King's faculty member awarded scholarship

King’s Academy faculty member George Morganis was recently awarded the Fowler Merle-Smith Scholarship to attend the summer 2023 session at the American School of Classical Studies at Athens, a six-week program of study of Greece and its major monuments, and to deepen understanding of the country’s landscape, history, material culture, and literature from antiquity to the present.

Morganis, who teaches humanities at King’s Academy, was also the recipient of the Gulamerian Scholarship in 2022, which provided funding to attend the Classical Summer School at the American Academy in Rome, a program designed to provide a well-founded understanding of the growth and development of the city of Rome through a careful study of material remains and literary sources. In 2015, he also took part in excavations of the Athenian Agora, the public marketplace of ancient Athens.

“I’ve long been interested in the ancient world and challenging our students to put themselves in the shoes (or sandals) of ancient peoples,” said Morganis. “That interest began over a decade ago in a college classroom, where my professor asked me a single question: ‘Pompey Magnus, how shall you vote?’”
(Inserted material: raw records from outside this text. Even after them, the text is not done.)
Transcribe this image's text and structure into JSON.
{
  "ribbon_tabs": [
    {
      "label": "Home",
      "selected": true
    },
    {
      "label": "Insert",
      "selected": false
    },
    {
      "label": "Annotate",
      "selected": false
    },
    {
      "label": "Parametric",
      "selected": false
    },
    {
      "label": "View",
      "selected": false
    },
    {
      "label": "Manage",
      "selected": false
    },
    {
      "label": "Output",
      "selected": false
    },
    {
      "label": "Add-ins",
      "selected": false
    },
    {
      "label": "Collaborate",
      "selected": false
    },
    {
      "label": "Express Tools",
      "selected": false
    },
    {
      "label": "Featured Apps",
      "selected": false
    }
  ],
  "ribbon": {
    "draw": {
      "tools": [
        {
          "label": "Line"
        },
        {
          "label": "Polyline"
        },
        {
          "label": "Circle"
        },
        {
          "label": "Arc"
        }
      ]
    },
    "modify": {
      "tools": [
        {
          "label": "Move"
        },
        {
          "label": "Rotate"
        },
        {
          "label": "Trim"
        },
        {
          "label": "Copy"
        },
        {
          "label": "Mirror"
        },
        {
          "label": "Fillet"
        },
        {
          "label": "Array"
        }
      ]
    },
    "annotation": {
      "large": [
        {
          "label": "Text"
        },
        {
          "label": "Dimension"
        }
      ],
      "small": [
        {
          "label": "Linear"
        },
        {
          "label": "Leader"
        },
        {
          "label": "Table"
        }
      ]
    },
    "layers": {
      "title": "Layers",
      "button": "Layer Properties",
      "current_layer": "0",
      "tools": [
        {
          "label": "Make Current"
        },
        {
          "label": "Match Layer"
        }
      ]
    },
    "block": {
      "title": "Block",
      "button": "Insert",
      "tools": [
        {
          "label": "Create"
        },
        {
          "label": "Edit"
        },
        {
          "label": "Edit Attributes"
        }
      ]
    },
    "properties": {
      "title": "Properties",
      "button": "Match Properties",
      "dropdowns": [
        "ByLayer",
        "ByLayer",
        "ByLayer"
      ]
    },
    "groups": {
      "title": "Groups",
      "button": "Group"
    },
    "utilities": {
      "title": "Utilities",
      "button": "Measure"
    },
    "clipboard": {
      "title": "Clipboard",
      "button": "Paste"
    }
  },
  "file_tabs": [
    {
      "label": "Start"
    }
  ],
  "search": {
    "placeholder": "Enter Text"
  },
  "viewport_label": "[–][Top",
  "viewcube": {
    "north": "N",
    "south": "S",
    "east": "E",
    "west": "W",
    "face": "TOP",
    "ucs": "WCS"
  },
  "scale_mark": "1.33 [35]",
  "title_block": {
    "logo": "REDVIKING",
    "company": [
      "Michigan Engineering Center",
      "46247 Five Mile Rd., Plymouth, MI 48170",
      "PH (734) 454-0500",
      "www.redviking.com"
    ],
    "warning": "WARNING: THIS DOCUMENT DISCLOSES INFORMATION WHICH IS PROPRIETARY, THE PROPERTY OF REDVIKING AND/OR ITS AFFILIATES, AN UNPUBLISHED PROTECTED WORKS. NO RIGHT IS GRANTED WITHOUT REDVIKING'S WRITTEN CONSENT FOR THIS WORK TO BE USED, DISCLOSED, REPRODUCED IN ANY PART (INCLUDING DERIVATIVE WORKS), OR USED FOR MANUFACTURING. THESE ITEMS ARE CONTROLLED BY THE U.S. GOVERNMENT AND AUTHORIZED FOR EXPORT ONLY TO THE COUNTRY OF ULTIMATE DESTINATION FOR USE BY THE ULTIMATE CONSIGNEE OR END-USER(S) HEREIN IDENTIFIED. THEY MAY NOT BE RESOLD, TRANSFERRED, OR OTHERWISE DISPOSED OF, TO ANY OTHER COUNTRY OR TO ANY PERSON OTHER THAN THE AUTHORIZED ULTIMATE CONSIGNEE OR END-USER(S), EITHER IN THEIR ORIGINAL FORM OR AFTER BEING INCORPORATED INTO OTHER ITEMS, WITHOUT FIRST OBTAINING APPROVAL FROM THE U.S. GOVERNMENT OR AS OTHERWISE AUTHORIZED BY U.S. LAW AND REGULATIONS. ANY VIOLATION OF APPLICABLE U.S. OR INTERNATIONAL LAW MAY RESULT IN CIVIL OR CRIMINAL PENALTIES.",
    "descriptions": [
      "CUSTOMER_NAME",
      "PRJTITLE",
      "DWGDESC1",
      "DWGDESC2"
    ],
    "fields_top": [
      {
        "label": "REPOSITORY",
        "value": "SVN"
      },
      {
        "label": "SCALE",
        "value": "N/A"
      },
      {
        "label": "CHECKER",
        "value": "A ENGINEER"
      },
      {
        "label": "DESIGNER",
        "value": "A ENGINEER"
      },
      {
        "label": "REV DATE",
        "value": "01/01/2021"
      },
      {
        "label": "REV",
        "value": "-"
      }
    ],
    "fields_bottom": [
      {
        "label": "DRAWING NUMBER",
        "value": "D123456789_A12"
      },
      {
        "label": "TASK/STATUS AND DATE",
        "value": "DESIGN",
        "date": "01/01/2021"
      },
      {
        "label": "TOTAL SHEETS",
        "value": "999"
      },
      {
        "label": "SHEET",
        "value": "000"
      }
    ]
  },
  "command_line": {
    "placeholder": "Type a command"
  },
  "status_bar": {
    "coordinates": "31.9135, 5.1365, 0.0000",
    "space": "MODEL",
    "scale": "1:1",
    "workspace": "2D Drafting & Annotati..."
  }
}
In this gamified, semester-long course on the Roman Republic, each student was assigned a famous Roman and given certain powers and characteristics based on their historical auctoritas (authority or prestige), gravitas (dignity), and pietas (religious devotion), Morganis explained. Every week, elections were held, and the class voted on two consuls. The ‘Roman’ with the most consulships at the end of the semester was awarded 15 points on the final exam.

“Though my senatorial colleagues (the floormates of my freshman dorm) and I figured out that the secret to this game was to form a faction, control the elections, and find a way to tie and split the extra points, we were tragically betrayed by a friend, who was aptly named ‘Julius Caesar’,” said Morganis.

Morganis has successfully introduced gamification and historical roleplay to classrooms at King’s Academy, inspiring his students to develop a keen interest in and understanding of the subjects he teaches in Grade 7 and 8 Humanities, and the Grade 9 survey course of the ancient world (HRS 301: A History of the Ancient and Classical Worlds).